Kitlelerin gerçek gündemlerine yabancılaşmak, duyarsızlaşmak bir çözüm iradesi oluşturmayı ve bir irade olarak ortaya çıkmayı olanaksızlaştırmaktadır. Bir irade olabilmek somut olguya temas etmekle mümkündür. Kitlelerle kuramadığımız her ilişki bir anlamda somut olgulardan, doğallığında devrimin görevlerinden kopmak anlamına gelmektedir. Zira kitlelerin yaşadığı her çelişki devrimci mücadeledeki görevlerimizi somutlamaktadır.

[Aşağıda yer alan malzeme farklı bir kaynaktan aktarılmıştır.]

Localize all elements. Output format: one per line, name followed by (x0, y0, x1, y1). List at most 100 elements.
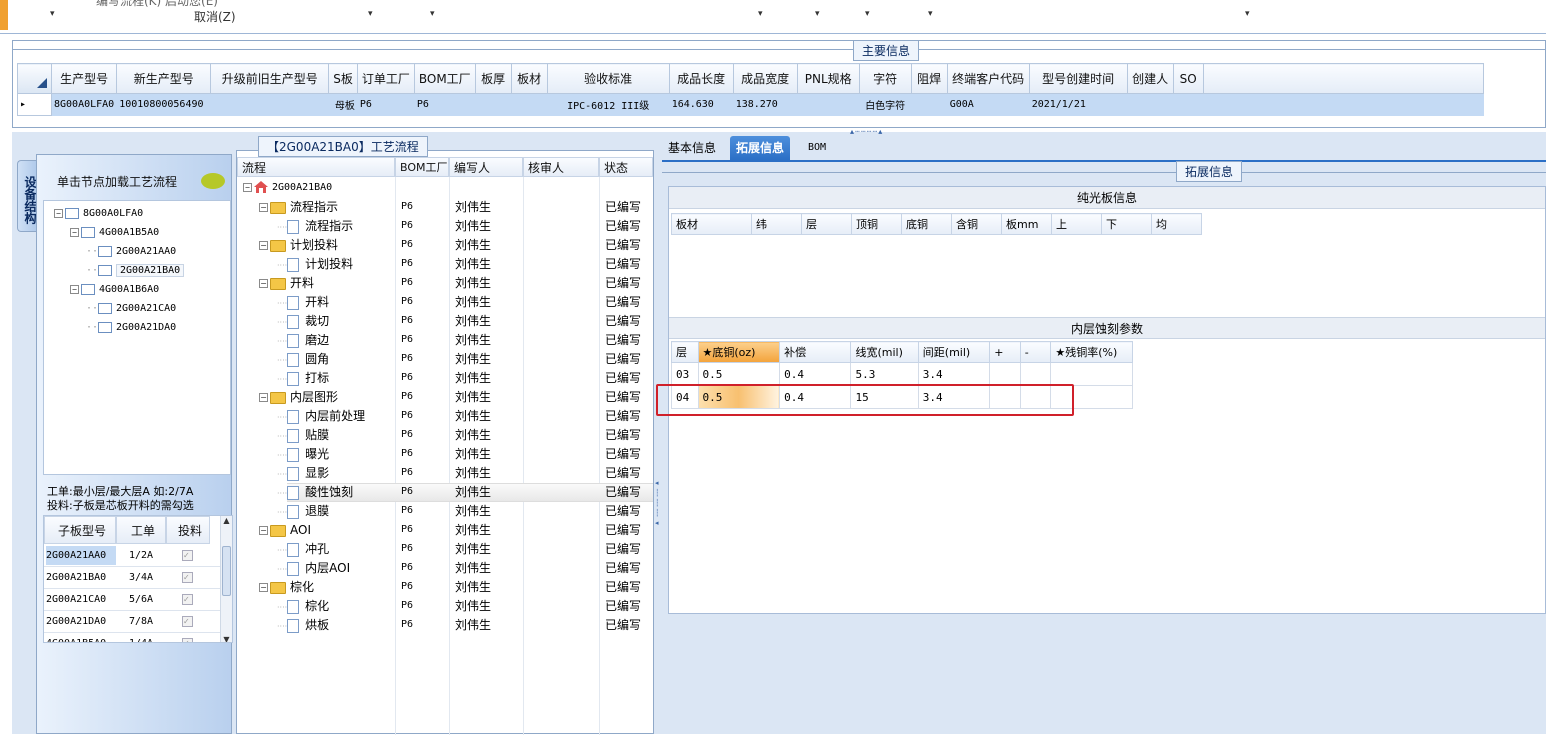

Doğru politik yönelim gücünü somutluktan alır. Bu somutluğu ancak kitlelerin içinde olarak, onların sorunlarını, çelişkilerini doğru çözümleyerek yakalayabilir ve doğru politikalar uygulayabiliriz. Bir kitle çalışmasında bizim ne istediğimiz belirleyici değildir, esas olan kitlelerin istemlerine göre politikalar belirlemektir. Politikanın somut olması, kitlelerin taleplerine, ihtiyaçlarına denk düşmesi olmazsa olmazdır. Gerçek tabloyu göz ardı eden subjektif yaklaşımlar, çabalar sonuçsuz kalmaya mahkûmdur. Güncel ve acil talepleri kavrayamayan, bu çerçevede çözüm üretme becerisi gösteremeyen, bunları genel politik taleplerle, Demokratik Halk Devrimi mücadelesiyle birleştiremeyen bir hareketin kitlelere önderlik etmesi olanaksızdır. Tarihsel tecrübelerin öğrettiği gerçeklerden birisi kitlelerden bihaber, dar pratik içinde koşan, kendini tekrar eden, anın güncel gelişmelerine müdahale edemeyen, dünden farklı söyleyebilecek bir şeyi olmayan bir devrimcilik, sınıf mücadelesinin sorunlarına yanıt olmak bir yana kendini tüketir. Gelişimin dinamiği kitle çalışmasıdır. Devrimin tüm ihtiyaçları, devrimin özneleri olan kitlelerden karşılanır. Bu anlamda kitlelerden uzaklaştıkça devrimden uzaklaşır, kitlelere doğru politikalarla yaklaştıkça devrime yaklaşırız.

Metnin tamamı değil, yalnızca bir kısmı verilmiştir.